On the art of the possible
What is on a company’s radar versus their reality is often decidedly different. Every day I hear companies express desire for better workflows, auditing capabilities, online transactions, greener footprints. It’s a pity that even small-scale digital projects frequently languish as something to aspire to. Those initial forays into digitization, with their positive outcomes, bravely become the first of many that comprise a broader digital transformation roadmap.
It’s hard not to recognize the value of digital processes both internal and external. Strong business controls let you track, monitor, store, and trigger actions internally. And the more integration among applications, the more economies of scale. Like pulling accurate customer data from an existing CRM record into a formatted document. No replication. No re-keying. No opportunity for error.
As for the customer experience, online on-demand convenience is a direct route to their hearts. Digital tools, and easy access to cloud storage, allow external remote transactions anytime, anywhere, and on virtually any device. It’s not just good for customers; offering flexible channels of engagement keeps your business competitive.
Digital foot-dragging that occurred pre-COVID has proven to be a major handicap. This time of mandatory change for those who adapt stand a good chance of sustaining themselves now and prevailing through the next chapter. Fixed mindsets and red tape are no longer obstacles to getting things done as business executives react to what is necessary – and what is possible – at this historic hour.
On enterprises large and small
Needs and wants. That’s generally the difference between small business and large enterprise in digitization plans. Small operations need it now. Efficiencies that automation brings are a must-have to support modest workforces. Location-agnostic tools that allow always-on access for both employee and customer interactions boost a small company’s ability to compete. Small businesses trying to stay afloat working remotely seek easy-to-adopt solutions.
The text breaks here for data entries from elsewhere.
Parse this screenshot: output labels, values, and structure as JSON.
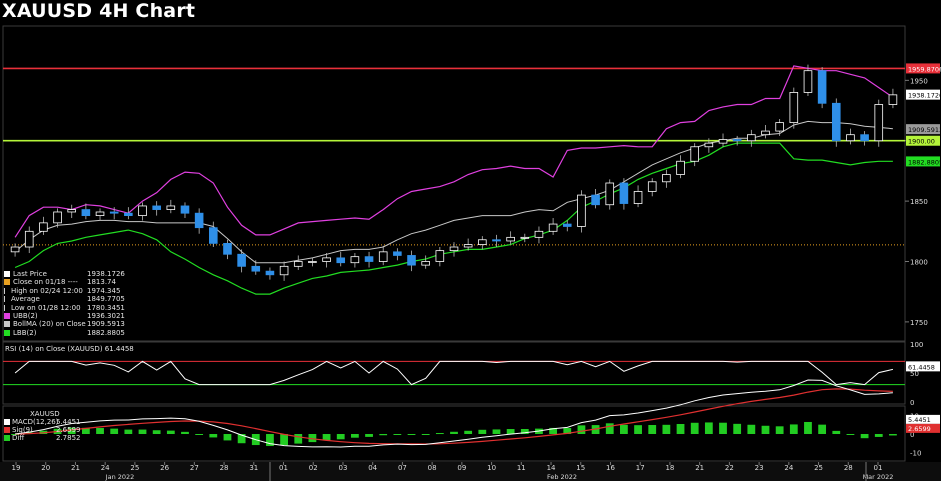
{
  "title": "XAUUSD 4H Chart",
  "colors": {
    "background": "#000000",
    "resistance": "#e8303a",
    "support": "#b5f53a",
    "upper_band": "#e040e0",
    "lower_band": "#22dd22",
    "middle_band": "#c8c8c8",
    "bull_candle": "#ffffff",
    "bear_candle": "#2f8fe8",
    "rsi_line": "#ffffff",
    "macd_line": "#ffffff",
    "signal_line": "#e03030",
    "hist": "#22cc22"
  },
  "legend": [
    {
      "label": "Last Price",
      "value": "1938.1726",
      "color": "#ffffff",
      "icon": "square"
    },
    {
      "label": "Close on 01/18 ----",
      "value": "1813.74",
      "color": "#e8a020",
      "icon": "square"
    },
    {
      "label": "High on 02/24 12:00",
      "value": "1974.345",
      "color": "#cccccc",
      "icon": "high-marker"
    },
    {
      "label": "Average",
      "value": "1849.7705",
      "color": "#cccccc",
      "icon": "average-marker"
    },
    {
      "label": "Low on 01/28 12:00",
      "value": "1780.3451",
      "color": "#cccccc",
      "icon": "low-marker"
    },
    {
      "label": "UBB(2)",
      "value": "1936.3021",
      "color": "#e040e0",
      "icon": "square"
    },
    {
      "label": "BollMA (20)  on Close",
      "value": "1909.5913",
      "color": "#c8c8c8",
      "icon": "square"
    },
    {
      "label": "LBB(2)",
      "value": "1882.8805",
      "color": "#22dd22",
      "icon": "square"
    }
  ],
  "price_tags": {
    "resistance": "1959.8706",
    "last": "1938.1726",
    "ma": "1909.5913",
    "support": "1900.00",
    "lbb": "1882.8805"
  },
  "rsi": {
    "label": "RSI (14)  on Close (XAUUSD) 61.4458",
    "tag": "61.4458",
    "y_ticks": [
      "100",
      "50",
      "0"
    ]
  },
  "macd": {
    "title": "XAUUSD",
    "legend": [
      {
        "label": "MACD(12,26)",
        "value": "5.4451",
        "color": "#ffffff"
      },
      {
        "label": "Sig(9)",
        "value": "2.6599",
        "color": "#e03030"
      },
      {
        "label": "Diff",
        "value": "2.7852",
        "color": "#22cc22"
      }
    ],
    "tags": {
      "macd": "5.4451",
      "sig": "2.6599"
    },
    "y_ticks": [
      "10",
      "0",
      "-10"
    ]
  },
  "x_axis": {
    "day_labels": [
      "19",
      "20",
      "21",
      "24",
      "25",
      "26",
      "27",
      "28",
      "31",
      "01",
      "02",
      "03",
      "04",
      "07",
      "08",
      "09",
      "10",
      "11",
      "14",
      "15",
      "16",
      "17",
      "18",
      "21",
      "22",
      "23",
      "24",
      "25",
      "28",
      "01"
    ],
    "month_labels": [
      "Jan 2022",
      "Feb 2022",
      "Mar 2022"
    ]
  },
  "chart_data": {
    "type": "candlestick",
    "title": "XAUUSD 4H Chart",
    "ylim": [
      1735,
      1995
    ],
    "y_ticks": [
      1750,
      1800,
      1850,
      1900,
      1950
    ],
    "horizontal_lines": [
      {
        "value": 1959.8706,
        "style": "solid"
      },
      {
        "value": 1900.0,
        "style": "solid"
      },
      {
        "value": 1813.74,
        "style": "dotted"
      }
    ],
    "series": [
      {
        "name": "UBB(2)",
        "values": [
          1820,
          1838,
          1845,
          1845,
          1843,
          1847,
          1846,
          1843,
          1840,
          1850,
          1857,
          1868,
          1874,
          1873,
          1865,
          1845,
          1830,
          1822,
          1822,
          1827,
          1832,
          1833,
          1834,
          1835,
          1836,
          1835,
          1843,
          1852,
          1858,
          1860,
          1862,
          1866,
          1872,
          1876,
          1877,
          1879,
          1877,
          1877,
          1870,
          1892,
          1894,
          1894,
          1895,
          1896,
          1895,
          1895,
          1910,
          1915,
          1916,
          1925,
          1928,
          1930,
          1930,
          1935,
          1935,
          1962,
          1960,
          1958,
          1958,
          1955,
          1952,
          1944,
          1936
        ]
      },
      {
        "name": "BollMA (20)",
        "values": [
          1808,
          1818,
          1826,
          1830,
          1831,
          1833,
          1834,
          1834,
          1833,
          1833,
          1832,
          1832,
          1832,
          1832,
          1829,
          1819,
          1808,
          1799,
          1799,
          1799,
          1801,
          1803,
          1806,
          1809,
          1810,
          1810,
          1812,
          1818,
          1823,
          1826,
          1830,
          1834,
          1836,
          1838,
          1838,
          1838,
          1841,
          1843,
          1842,
          1849,
          1852,
          1855,
          1859,
          1866,
          1873,
          1880,
          1885,
          1890,
          1894,
          1898,
          1900,
          1902,
          1902,
          1905,
          1906,
          1913,
          1916,
          1915,
          1915,
          1914,
          1912,
          1911,
          1910
        ]
      },
      {
        "name": "LBB(2)",
        "values": [
          1795,
          1800,
          1809,
          1815,
          1817,
          1820,
          1822,
          1824,
          1826,
          1823,
          1818,
          1808,
          1802,
          1795,
          1789,
          1784,
          1778,
          1773,
          1773,
          1778,
          1782,
          1786,
          1788,
          1791,
          1792,
          1793,
          1795,
          1797,
          1800,
          1802,
          1806,
          1808,
          1810,
          1810,
          1812,
          1814,
          1819,
          1822,
          1826,
          1834,
          1845,
          1850,
          1856,
          1861,
          1868,
          1873,
          1877,
          1881,
          1883,
          1888,
          1895,
          1898,
          1898,
          1898,
          1898,
          1885,
          1884,
          1884,
          1882,
          1880,
          1882,
          1883,
          1883
        ]
      },
      {
        "name": "Close",
        "values": [
          1812,
          1825,
          1832,
          1841,
          1843,
          1838,
          1841,
          1840,
          1838,
          1846,
          1843,
          1846,
          1840,
          1828,
          1815,
          1806,
          1796,
          1792,
          1789,
          1796,
          1800,
          1800,
          1803,
          1799,
          1804,
          1800,
          1808,
          1805,
          1797,
          1800,
          1809,
          1812,
          1814,
          1818,
          1817,
          1820,
          1820,
          1825,
          1831,
          1829,
          1855,
          1847,
          1865,
          1848,
          1858,
          1866,
          1872,
          1883,
          1895,
          1898,
          1901,
          1900,
          1905,
          1908,
          1915,
          1940,
          1958,
          1931,
          1900,
          1905,
          1900,
          1930,
          1938
        ]
      }
    ]
  }
}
Large-scale businesses think more about long term strategy. There is a courtship of sorts that involves meetings with stakeholders, rallies around features and benefits, huddles with technical staff. Discussions cover the whys, but also dive deep into the hows–specifically, how each application fits into the larger digital picture. Enterprises currently navigating disruptions in daily operations are proceeding more tentatively, so simple, short-term solutions that can later sync with long-term projects are preferable.
CEOs, no matter the size of the company, deliberate over norms vs necessity, seeking immediate solutions that bridge distances and automate operations, but also square with company roadmaps.
On new norms
There’s a new truth that says we might never go back. Digital solutions that are helping businesses function during lockdown, specifically those replacing in-person interactions, are becoming the new norm. Today, that solution may be just a bridge, a stopgap measure, but that very tool will remain integral to how we operate long after we’ve recovered from cabin fever.
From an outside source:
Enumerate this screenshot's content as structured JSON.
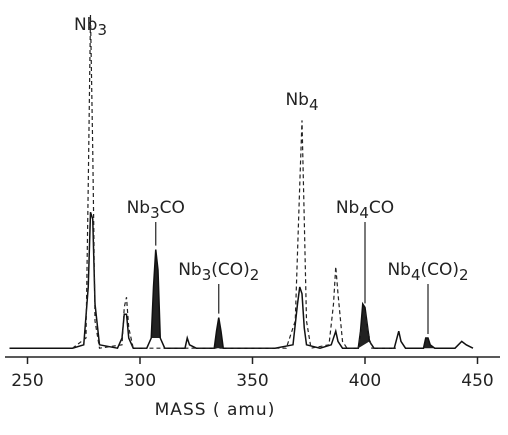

COVID-19 has tested the fabric of old standards and changed the business landscape of the future. This is far greater than a single product or solution. It’s about committing to the adoption of digital processes that break down physical distances and eliminate cumbersome, manual transactions. It’s about driving efficiencies in a remote world for competitive advantage.
The time for a digital revolution has never been more urgent – the need for digital transformation never more evident.